Mental Health Awareness – What They Don’t Teach You in Law School (…Really??)
Last week was “Mental Illness Awareness Week,” and in recognition of that fact, Maryland Attorney Michael E. McCabe, Jr. posted an important Blog item on representing clients with diminished capacity. I’m impressed that discussion of the need for lawyers to appreciate the potential for mental health to impact any aspect of the lawyer-client relationship is written for the IPethics & INsights blog, his law firm’s ” resource for intellectual property rights attorneys.”
In other words, the topics of mental health and legal capacity are not exclusively the province of estate planners, elder law attorneys, disability law practitioners or poverty law experts.
He notes at the outset:
According to the leading mental health organization in the country, 1 in 5 adults in the United States suffers from some form of mental health condition or disorder. Thus, it is likely that at some point in your legal career, you will be representing an individual client or a representative of a corporate client, who suffers from some degree of mental illness.

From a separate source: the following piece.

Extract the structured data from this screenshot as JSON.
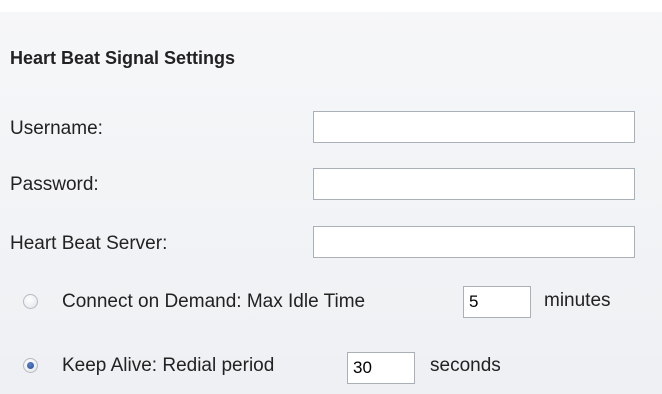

Attorney McCabe points to ABA Model Rule of Professional Conduct 1.14 as guidance, while also suggesting:
A two-prong test may be useful when determining the existence and degree of a client’s mental illness:
(1) “take reasonable steps to optimize capacity,” and
(2) “perform a preliminary assessment of capacity.”
Attorney McCabe also links (although not directly attributing his recommendation) to Charlie Sabatino’s important 2000 article, “Representing a Client with Diminished Capacity: How Do You Know It And What Do You Do About It?”
I suppose I do have a small quarrel with the author, however. The title of his post is “What They Didn’t Teach You in Law School: Representing Client with Diminished Capacity.” Mr. McCabe graduated law school in 1992, and perhaps diminished capacity was not well addressed by law schools at that time. Although it could be my bias as an academic interested in aging policy, I believe law schools have changed with the times. Certainly I find myself teaching the importance of “capacity” issues and the attorney-client relationship, and I start this in my 1L course on Contracts, while digging deeper into the field of mental health impacts in Wills/Trusts/Estates and, of course, Elder Law. Other faculty members address mental health in a variety of other contexts, including courses on education law.
If Mr. McCabe is right that law schools are not currently addressing the complex concerns attached to mental health, then certainly the moral from his column is “we need to do better.”
My thanks to Attorney McCabe, and to Dickinson Law Professor Laurel Terry for sharing his article.